Она искренне приветлива, и теперь уже мы не хотим её обидеть: она ведь поняла бы, что мы, советские офицеры, пренебрегли её гостеприимством, увидев, что она до последней крайности нищая.

Снимаем промёрзшие шинели. Хозяйка суетится в кути, у печи, а дочь как-то странно улыбается, тянет к нам руки, словно просит, чтобы мы подняли и поставили её на ноги и пытается что-то сказать: она беспомощно разевает рот, высовывает трепещущий язык, губы её розовые кривятся и синеют, словно она задыхается, но сказать так ничего и не может, а вместо слов из её горла вырывается жалобное мычание, показавшееся мне стоном. И тут мы понимаем, что девушка ещё и глухонемая.

Я перестаю раздеваться, мне хочется уйти. Овчинников тоже смущён и не знает, как ему поступить. Коновалов словно пришёл со двора в свой дом, разделся, устроился на табуретке у стола в кути и о чем-то уже объясняется с хозяйкой. Он спрашивает хозяйку о муже, о болезни дочери, о хозяйстве.

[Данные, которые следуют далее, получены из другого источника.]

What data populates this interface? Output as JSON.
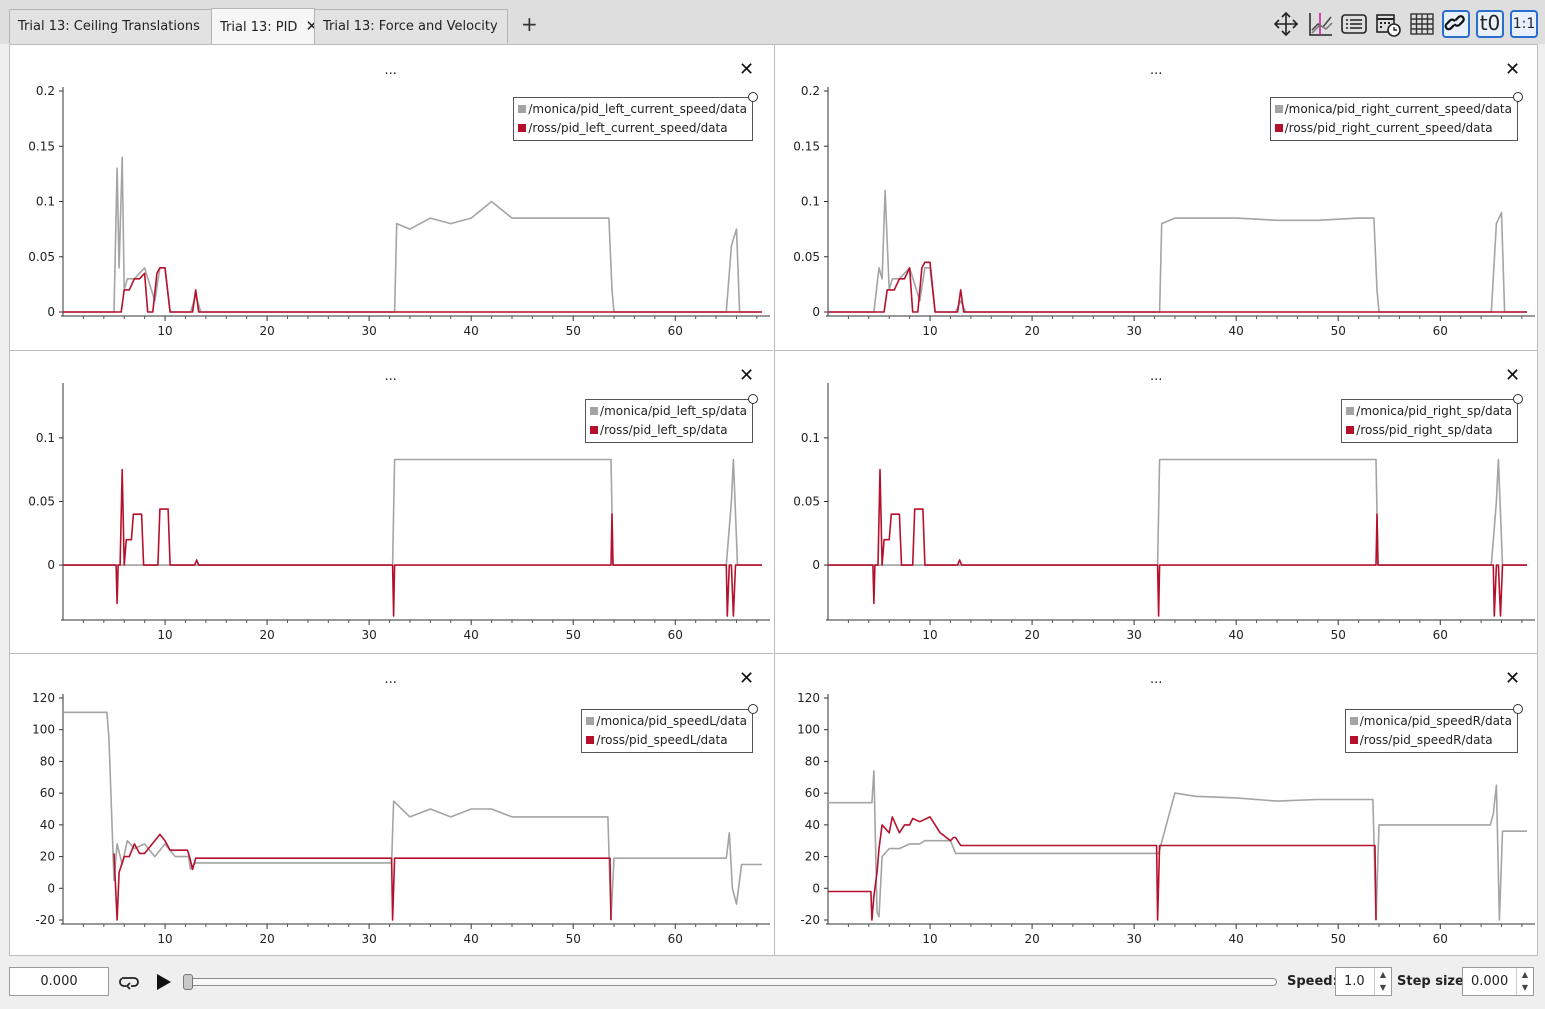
{
  "tabs": [
    {
      "label": "Trial 13: Ceiling Translations",
      "active": false
    },
    {
      "label": "Trial 13: PID",
      "active": true,
      "close": "✕"
    },
    {
      "label": "Trial 13: Force and Velocity",
      "active": false
    }
  ],
  "add_tab_label": "+",
  "toolbar": {
    "icons": [
      "move-icon",
      "line-chart-icon",
      "list-icon",
      "calendar-clock-icon",
      "grid-icon",
      "link-icon",
      "t0-icon",
      "one-to-one-icon"
    ],
    "t0_label": "t0",
    "ratio_label": "1:1"
  },
  "colors": {
    "monica": "#a4a4a4",
    "ross": "#b5112c"
  },
  "plots": [
    {
      "dots": "...",
      "close": "✕",
      "legend": [
        "/monica/pid_left_current_speed/data",
        "/ross/pid_left_current_speed/data"
      ]
    },
    {
      "dots": "...",
      "close": "✕",
      "legend": [
        "/monica/pid_right_current_speed/data",
        "/ross/pid_right_current_speed/data"
      ]
    },
    {
      "dots": "...",
      "close": "✕",
      "legend": [
        "/monica/pid_left_sp/data",
        "/ross/pid_left_sp/data"
      ]
    },
    {
      "dots": "...",
      "close": "✕",
      "legend": [
        "/monica/pid_right_sp/data",
        "/ross/pid_right_sp/data"
      ]
    },
    {
      "dots": "...",
      "close": "✕",
      "legend": [
        "/monica/pid_speedL/data",
        "/ross/pid_speedL/data"
      ]
    },
    {
      "dots": "...",
      "close": "✕",
      "legend": [
        "/monica/pid_speedR/data",
        "/ross/pid_speedR/data"
      ]
    }
  ],
  "chart_data": [
    {
      "type": "line",
      "ylim": [
        0,
        0.2
      ],
      "yticks": [
        "0",
        "0.05",
        "0.1",
        "0.15",
        "0.2"
      ],
      "xlim": [
        0,
        68.5
      ],
      "xticks": [
        "10",
        "20",
        "30",
        "40",
        "50",
        "60"
      ],
      "series": [
        {
          "name": "/monica/pid_left_current_speed/data",
          "x": [
            0,
            5,
            5.3,
            5.5,
            5.8,
            6,
            6.3,
            7,
            8,
            9,
            9.5,
            10,
            10.5,
            12.5,
            13,
            13.5,
            32.5,
            32.7,
            34,
            36,
            38,
            40,
            42,
            44,
            46,
            50,
            53.5,
            53.8,
            54,
            65,
            65.5,
            66,
            66.3,
            68.5
          ],
          "y": [
            0,
            0,
            0.13,
            0.04,
            0.14,
            0.02,
            0.03,
            0.03,
            0.04,
            0.01,
            0.04,
            0.04,
            0,
            0,
            0.015,
            0,
            0,
            0.08,
            0.075,
            0.085,
            0.08,
            0.085,
            0.1,
            0.085,
            0.085,
            0.085,
            0.085,
            0.02,
            0,
            0,
            0.06,
            0.075,
            0,
            0
          ]
        },
        {
          "name": "/ross/pid_left_current_speed/data",
          "x": [
            0,
            5.7,
            6,
            6.5,
            7,
            7.5,
            8,
            8.3,
            8.8,
            9.2,
            9.5,
            10,
            10.5,
            12.7,
            13,
            13.3,
            68.5
          ],
          "y": [
            0,
            0,
            0.02,
            0.02,
            0.03,
            0.03,
            0.035,
            0,
            0,
            0.035,
            0.04,
            0.04,
            0,
            0,
            0.02,
            0,
            0
          ]
        }
      ]
    },
    {
      "type": "line",
      "ylim": [
        0,
        0.2
      ],
      "yticks": [
        "0",
        "0.05",
        "0.1",
        "0.15",
        "0.2"
      ],
      "xlim": [
        0,
        68.5
      ],
      "xticks": [
        "10",
        "20",
        "30",
        "40",
        "50",
        "60"
      ],
      "series": [
        {
          "name": "/monica/pid_right_current_speed/data",
          "x": [
            0,
            4.5,
            5,
            5.3,
            5.6,
            6,
            6.3,
            7,
            8,
            9,
            9.5,
            10,
            10.5,
            12.5,
            13,
            13.5,
            32.5,
            32.7,
            34,
            36,
            40,
            44,
            48,
            52,
            53.5,
            53.8,
            54,
            65,
            65.5,
            66,
            66.3,
            68.5
          ],
          "y": [
            0,
            0,
            0.04,
            0.03,
            0.11,
            0.02,
            0.03,
            0.03,
            0.04,
            0.01,
            0.04,
            0.04,
            0,
            0,
            0.01,
            0,
            0,
            0.08,
            0.085,
            0.085,
            0.085,
            0.083,
            0.083,
            0.085,
            0.085,
            0.02,
            0,
            0,
            0.08,
            0.09,
            0,
            0
          ]
        },
        {
          "name": "/ross/pid_right_current_speed/data",
          "x": [
            0,
            5.5,
            5.8,
            6.5,
            7,
            7.5,
            8,
            8.3,
            8.8,
            9.2,
            9.5,
            10,
            10.5,
            12.7,
            13,
            13.3,
            68.5
          ],
          "y": [
            0,
            0,
            0.02,
            0.02,
            0.03,
            0.03,
            0.04,
            0,
            0,
            0.04,
            0.045,
            0.045,
            0,
            0,
            0.02,
            0,
            0
          ]
        }
      ]
    },
    {
      "type": "line",
      "ylim": [
        -0.04,
        0.14
      ],
      "yticks": [
        "0",
        "0.05",
        "0.1"
      ],
      "xlim": [
        0,
        68.5
      ],
      "xticks": [
        "10",
        "20",
        "30",
        "40",
        "50",
        "60"
      ],
      "series": [
        {
          "name": "/monica/pid_left_sp/data",
          "x": [
            0,
            32.3,
            32.5,
            53.7,
            53.9,
            65,
            65.5,
            65.7,
            66.1,
            68.5
          ],
          "y": [
            0,
            0,
            0.083,
            0.083,
            0,
            0,
            0.05,
            0.083,
            0,
            0
          ]
        },
        {
          "name": "/ross/pid_left_sp/data",
          "x": [
            0,
            5.2,
            5.3,
            5.4,
            5.6,
            5.8,
            6,
            6.2,
            6.7,
            6.9,
            7.7,
            7.9,
            9.3,
            9.5,
            10.3,
            10.5,
            12.9,
            13.1,
            13.3,
            32.3,
            32.4,
            32.5,
            53.7,
            53.8,
            53.9,
            65,
            65.1,
            65.3,
            65.5,
            65.7,
            65.9,
            68.5
          ],
          "y": [
            0,
            0,
            -0.03,
            0,
            0,
            0.075,
            0,
            0.02,
            0.02,
            0.04,
            0.04,
            0,
            0,
            0.044,
            0.044,
            0,
            0,
            0.004,
            0,
            0,
            -0.04,
            0,
            0,
            0.04,
            0,
            0,
            -0.04,
            0,
            0,
            -0.04,
            0,
            0
          ]
        }
      ]
    },
    {
      "type": "line",
      "ylim": [
        -0.04,
        0.14
      ],
      "yticks": [
        "0",
        "0.05",
        "0.1"
      ],
      "xlim": [
        0,
        68.5
      ],
      "xticks": [
        "10",
        "20",
        "30",
        "40",
        "50",
        "60"
      ],
      "series": [
        {
          "name": "/monica/pid_right_sp/data",
          "x": [
            0,
            32.3,
            32.5,
            53.7,
            53.9,
            65,
            65.5,
            65.7,
            66.1,
            68.5
          ],
          "y": [
            0,
            0,
            0.083,
            0.083,
            0,
            0,
            0.05,
            0.083,
            0,
            0
          ]
        },
        {
          "name": "/ross/pid_right_sp/data",
          "x": [
            0,
            4.4,
            4.5,
            4.6,
            4.9,
            5.1,
            5.3,
            5.5,
            6,
            6.2,
            7,
            7.2,
            8.3,
            8.5,
            9.3,
            9.5,
            12.7,
            12.9,
            13.1,
            32.3,
            32.4,
            32.5,
            53.7,
            53.8,
            53.9,
            65.2,
            65.3,
            65.5,
            65.7,
            65.9,
            66.1,
            68.5
          ],
          "y": [
            0,
            0,
            -0.03,
            0,
            0,
            0.075,
            0,
            0.02,
            0.02,
            0.04,
            0.04,
            0,
            0,
            0.044,
            0.044,
            0,
            0,
            0.004,
            0,
            0,
            -0.04,
            0,
            0,
            0.04,
            0,
            0,
            -0.04,
            0,
            0,
            -0.04,
            0,
            0
          ]
        }
      ]
    },
    {
      "type": "line",
      "ylim": [
        -20,
        120
      ],
      "yticks": [
        "-20",
        "0",
        "20",
        "40",
        "60",
        "80",
        "100",
        "120"
      ],
      "xlim": [
        0,
        68.5
      ],
      "xticks": [
        "10",
        "20",
        "30",
        "40",
        "50",
        "60"
      ],
      "series": [
        {
          "name": "/monica/pid_speedL/data",
          "x": [
            0,
            4.3,
            4.5,
            5,
            5.3,
            5.8,
            6.3,
            7,
            8,
            9,
            10,
            11,
            12.3,
            12.5,
            12.8,
            13,
            32.2,
            32.4,
            34,
            36,
            38,
            40,
            42,
            44,
            46,
            50,
            53.4,
            53.7,
            54,
            65,
            65.3,
            65.6,
            66,
            66.5,
            68.5
          ],
          "y": [
            111,
            111,
            95,
            5,
            28,
            15,
            30,
            25,
            28,
            20,
            28,
            20,
            20,
            12,
            15,
            16,
            16,
            55,
            45,
            50,
            45,
            50,
            50,
            45,
            45,
            45,
            45,
            -20,
            19,
            19,
            35,
            0,
            -10,
            15,
            15
          ]
        },
        {
          "name": "/ross/pid_speedL/data",
          "x": [
            0,
            4.9,
            5,
            5.3,
            5.5,
            6,
            6.5,
            7,
            7.5,
            8,
            9,
            9.5,
            10,
            10.5,
            11,
            12.2,
            12.4,
            12.7,
            13,
            32.2,
            32.3,
            32.5,
            53.6,
            53.7,
            53.9,
            68.5
          ],
          "y": [
            null,
            null,
            22,
            -20,
            10,
            20,
            20,
            28,
            22,
            22,
            30,
            34,
            30,
            24,
            24,
            24,
            20,
            12,
            19,
            19,
            -20,
            19,
            19,
            -20,
            null,
            null
          ]
        }
      ]
    },
    {
      "type": "line",
      "ylim": [
        -20,
        120
      ],
      "yticks": [
        "-20",
        "0",
        "20",
        "40",
        "60",
        "80",
        "100",
        "120"
      ],
      "xlim": [
        0,
        68.5
      ],
      "xticks": [
        "10",
        "20",
        "30",
        "40",
        "50",
        "60"
      ],
      "series": [
        {
          "name": "/monica/pid_speedR/data",
          "x": [
            0,
            4.3,
            4.5,
            4.8,
            5,
            5.3,
            6,
            7,
            8,
            9,
            9.5,
            10,
            12,
            12.5,
            13,
            32.2,
            32.4,
            34,
            36,
            40,
            44,
            48,
            52,
            53.4,
            53.7,
            54,
            64.9,
            65.2,
            65.5,
            65.8,
            66.1,
            68.5
          ],
          "y": [
            54,
            54,
            74,
            -15,
            -18,
            20,
            25,
            25,
            28,
            28,
            30,
            30,
            30,
            22,
            22,
            22,
            22,
            60,
            58,
            57,
            55,
            56,
            56,
            56,
            -20,
            40,
            40,
            47,
            65,
            -20,
            36,
            36
          ]
        },
        {
          "name": "/ross/pid_speedR/data",
          "x": [
            0,
            4.2,
            4.3,
            4.5,
            4.8,
            5,
            5.3,
            6,
            6.3,
            7,
            7.5,
            8,
            8.3,
            9,
            10,
            11,
            12,
            12.3,
            12.5,
            13,
            32.2,
            32.3,
            32.5,
            53.6,
            53.7,
            53.9,
            65.5,
            65.8,
            68.5
          ],
          "y": [
            -2,
            -2,
            -20,
            -5,
            10,
            25,
            40,
            35,
            45,
            35,
            40,
            40,
            44,
            42,
            45,
            35,
            30,
            32,
            32,
            27,
            27,
            -20,
            27,
            27,
            -20,
            null,
            null,
            -8,
            null
          ]
        }
      ]
    }
  ],
  "bottom": {
    "time_value": "0.000",
    "speed_label": "Speed:",
    "speed_value": "1.0",
    "step_label": "Step size:",
    "step_value": "0.000",
    "arrow_up": "▲",
    "arrow_down": "▼"
  }
}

Запас польских слов у него не больше нашего, он дополняет их жестами, мимикой, и кажется, что у них с хозяйкой ведётся совершенно деловой и даже немного тайный от нас разговор. Коновалов категорически отклоняет предложение хозяйки приготовить что-либо для нас и только поясняет, что нам нужен чугунок, сварить кашу из концентратов. Чугунок нам выделяется. Овчинников берётся быть нашим поваром.

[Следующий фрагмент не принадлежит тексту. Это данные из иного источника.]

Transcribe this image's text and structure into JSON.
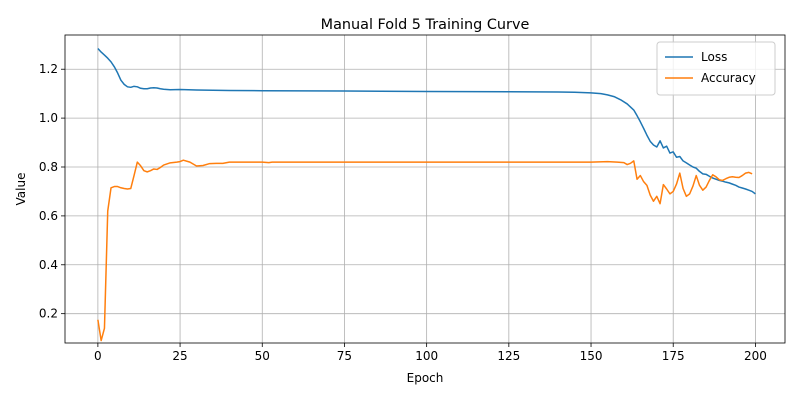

Разговор ведётся главным образом о здоровье девушки. Она словно понимает это и улыбается, тянет к нам свои живые руки и все силится что-то сказать. Тонкие черты бледного лица, круглые серые глаза, длинные вьющиеся волосы. Когда она что-то хочет нам сказать, бледнеет от напряжения, лицо покрывается испариной, щеки болезненно рдеют… Жутко смотреть на её миловидное, с мягким нежным овалом лицо, искажённое судорогой. Забыв, что она не слышит и не понимает меня, я прошу её не пытаться говорить нам, мы все знаем, видим, понимаем. Она, кажется, понимает меня, успокаивается, и большие серые глаза её струятся и живут всей красотой расцветающей юности. Ни паралич ног, ни немота, не остановили в ней расцвета красоты. В тот новогодний день девушке шёл, наверное, восемнадцатый год.